A brand is actually one of the most valuable intellectual property rights a successful business can have. In fact, most business assets such as the brand are largely digital and intangible in the 21st century. Much of the work that a creative agency does when “branding” a business involves creating intellectual property assets which the business should own. However, unless there is the right written agreement between an agency and its clients the client will not own the IP assets.
It makes sense that a 21st century approach to branding should be an IP led activity so a lawyer can, among other things, ensure the agreement with the design agency protects the client. Brand creation should not be a design led activity.
I’ve decided to write a book on the subject, but I don’t want to just add to the noise around brand and branding. I want to discover what really moves the needle in branding, so that my book can truly enlighten readers and act as a guide for them. My starting point for this, has been Byron Sharp’s research, which is all about evidence-based marketing, as detailed in his book How Brands Grow.

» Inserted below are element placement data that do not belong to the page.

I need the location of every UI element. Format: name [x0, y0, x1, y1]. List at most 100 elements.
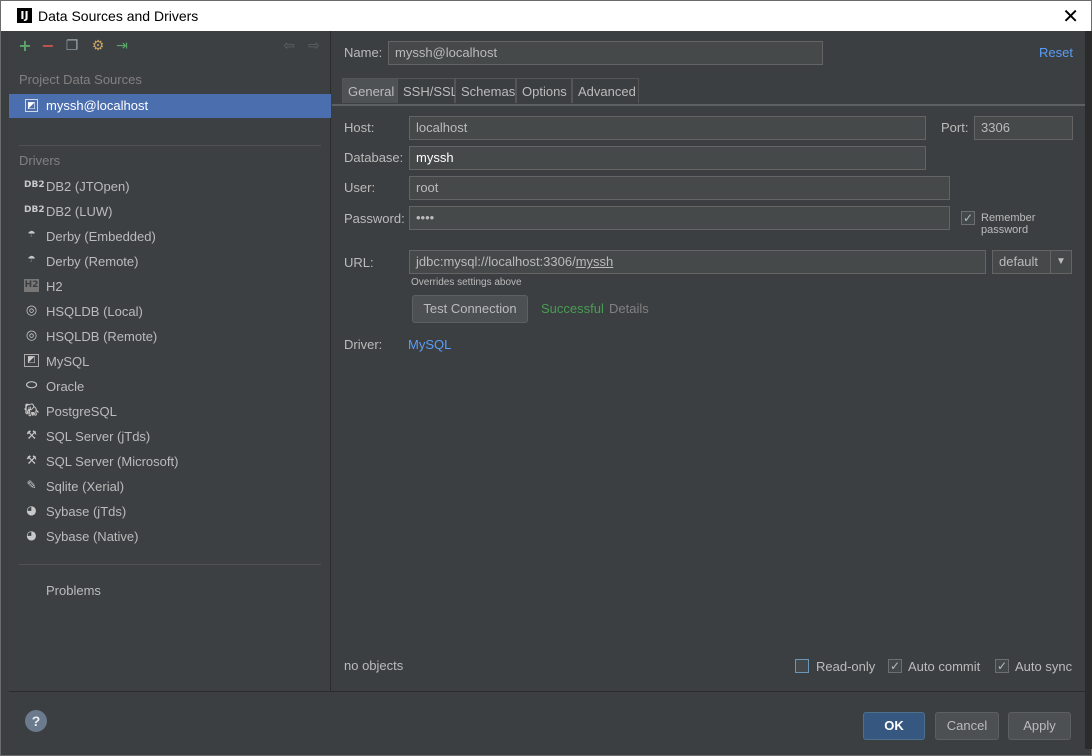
host-label: Host:: [344, 120, 375, 135]
hsqldb-icon: ◎: [25, 328, 38, 343]
data-source-item-myssh[interactable]: ◩ myssh@localhost: [9, 94, 331, 118]
help-icon[interactable]: ?: [25, 710, 47, 732]
driver-item-db2-jtopen[interactable]: DB2 DB2 (JTOpen): [9, 174, 331, 199]
derby-icon: ☂: [27, 255, 36, 265]
driver-label: H2: [46, 279, 63, 294]
remove-icon[interactable]: −: [39, 36, 57, 56]
driver-label: SQL Server (Microsoft): [46, 454, 179, 469]
cancel-button[interactable]: Cancel: [935, 712, 999, 740]
db2-icon: DB2: [24, 205, 45, 215]
import-icon[interactable]: ⇥: [113, 36, 131, 56]
url-mode-value: default: [999, 254, 1039, 269]
driver-label: DB2 (JTOpen): [46, 179, 130, 194]
port-input[interactable]: 3306: [974, 116, 1073, 140]
driver-item-sqlserver-jtds[interactable]: ⚒ SQL Server (jTds): [9, 424, 331, 449]
reset-link[interactable]: Reset: [1039, 45, 1073, 60]
driver-item-hsqldb-local[interactable]: ◎ HSQLDB (Local): [9, 299, 331, 324]
driver-item-derby-embedded[interactable]: ☂ Derby (Embedded): [9, 224, 331, 249]
database-input[interactable]: myssh: [409, 146, 926, 170]
name-input[interactable]: myssh@localhost: [388, 41, 823, 65]
driver-label: Sybase (jTds): [46, 504, 127, 519]
tab-general[interactable]: General: [342, 78, 398, 103]
dialog-window: IJ Data Sources and Drivers ✕ + − ❐ ⚙ ⇥ …: [0, 0, 1092, 756]
password-label: Password:: [344, 211, 405, 226]
add-icon[interactable]: +: [16, 36, 34, 56]
problems-item[interactable]: Problems: [46, 583, 101, 598]
tab-advanced[interactable]: Advanced: [572, 78, 639, 103]
tab-ssh-ssl[interactable]: SSH/SSL: [397, 78, 458, 103]
back-arrow-icon[interactable]: ⇦: [280, 36, 298, 56]
driver-label: DB2 (LUW): [46, 204, 113, 219]
settings-icon[interactable]: ⚙: [89, 36, 107, 56]
driver-label: HSQLDB (Local): [46, 304, 143, 319]
driver-label: SQL Server (jTds): [46, 429, 151, 444]
driver-item-db2-luw[interactable]: DB2 DB2 (LUW): [9, 199, 331, 224]
connection-status: Successful: [541, 301, 604, 316]
postgresql-icon: 🐘︎: [24, 403, 40, 417]
sidebar-toolbar: + − ❐ ⚙ ⇥ ⇦ ⇨: [9, 31, 331, 63]
driver-label: Driver:: [344, 337, 383, 352]
autocommit-checkbox[interactable]: ✓: [888, 659, 902, 673]
autosync-checkbox[interactable]: ✓: [995, 659, 1009, 673]
driver-link[interactable]: MySQL: [408, 337, 451, 352]
window-edge: [1085, 31, 1092, 749]
sqlite-icon: ✎: [26, 478, 37, 492]
tab-options[interactable]: Options: [516, 78, 572, 103]
remember-password-checkbox[interactable]: ✓: [961, 211, 975, 225]
sybase-icon: ◕: [26, 528, 37, 542]
readonly-label: Read-only: [816, 659, 876, 674]
apply-button[interactable]: Apply: [1008, 712, 1071, 740]
chevron-down-icon: ▼: [1050, 251, 1071, 273]
driver-label: Derby (Embedded): [46, 229, 156, 244]
url-database: myssh: [575, 254, 614, 269]
mysql-icon: ◩: [25, 99, 38, 112]
driver-item-sybase-native[interactable]: ◕ Sybase (Native): [9, 524, 331, 549]
remember-password-label: Remember password: [981, 212, 1036, 236]
user-label: User:: [344, 180, 376, 195]
driver-item-postgresql[interactable]: 🐘︎ PostgreSQL: [9, 399, 331, 424]
password-input[interactable]: ••••: [409, 206, 950, 230]
url-mode-select[interactable]: default ▼: [992, 250, 1072, 274]
divider: [19, 564, 321, 565]
close-icon[interactable]: ✕: [1062, 4, 1079, 28]
details-link[interactable]: Details: [609, 301, 649, 316]
divider: [19, 145, 321, 146]
data-source-label: myssh@localhost: [46, 98, 149, 113]
test-connection-button[interactable]: Test Connection: [412, 295, 528, 323]
driver-item-sybase-jtds[interactable]: ◕ Sybase (jTds): [9, 499, 331, 524]
h2-icon: H2: [24, 279, 39, 292]
derby-icon: ☂: [27, 230, 36, 240]
tab-schemas[interactable]: Schemas: [455, 78, 516, 103]
host-input[interactable]: localhost: [409, 116, 926, 140]
driver-item-mysql[interactable]: ◩ MySQL: [9, 349, 331, 374]
driver-item-derby-remote[interactable]: ☂ Derby (Remote): [9, 249, 331, 274]
oracle-icon: ⬭: [25, 378, 38, 393]
driver-label: Oracle: [46, 379, 85, 394]
name-label: Name:: [344, 45, 383, 60]
ok-button[interactable]: OK: [863, 712, 925, 740]
overrides-hint: Overrides settings above: [411, 277, 522, 288]
driver-label: Derby (Remote): [46, 254, 139, 269]
user-input[interactable]: root: [409, 176, 950, 200]
copy-icon[interactable]: ❐: [63, 36, 81, 56]
driver-item-hsqldb-remote[interactable]: ◎ HSQLDB (Remote): [9, 324, 331, 349]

The result of research conducted by Byron Sharp and his team with the world’s top brands at the Ehrenberg-Bass Institute, University of South Australia indicates that our existing preconceptions about increasing the loyalty to our brands is misguided. He found that all brands have a lot of buyers who only buy them infrequently. Even the Apples and Harley Davidsons have a lot of light users who buy other brands more than they buy them.
Those brands with a smaller market share have less market share, largely because fewer people know about them to buy them. The people who do buy them are less loyal and buy them less often. They devote less of their whole category buying to them. Consequently, the brand has fewer loyal customers.
The normal assumptions are that niche brands have a very loyal customer base, albeit small. However, it seems from the research that you can’t grow by selling to your existing customer base. You need to find new customers.
I’m still working out how to apply the research to service businesses, but the implication seems to be that branding is terribly important – not for building deep emotional connections with consumers, as is generally thought, but in the battle for attention. Consumers are very busy with other things, which is why they don’t fall in love with brands. They’re very happy to be loyal to a repertoire of brands. Even heavy category buyers don’t buy all the brands that are on the market. They keep returning to some favourites. They’re happy to be loyal. To do that they have to recognise the brand, notice the brand. The key in other words, is that brand has to be present wherever the consumer is looking to buy.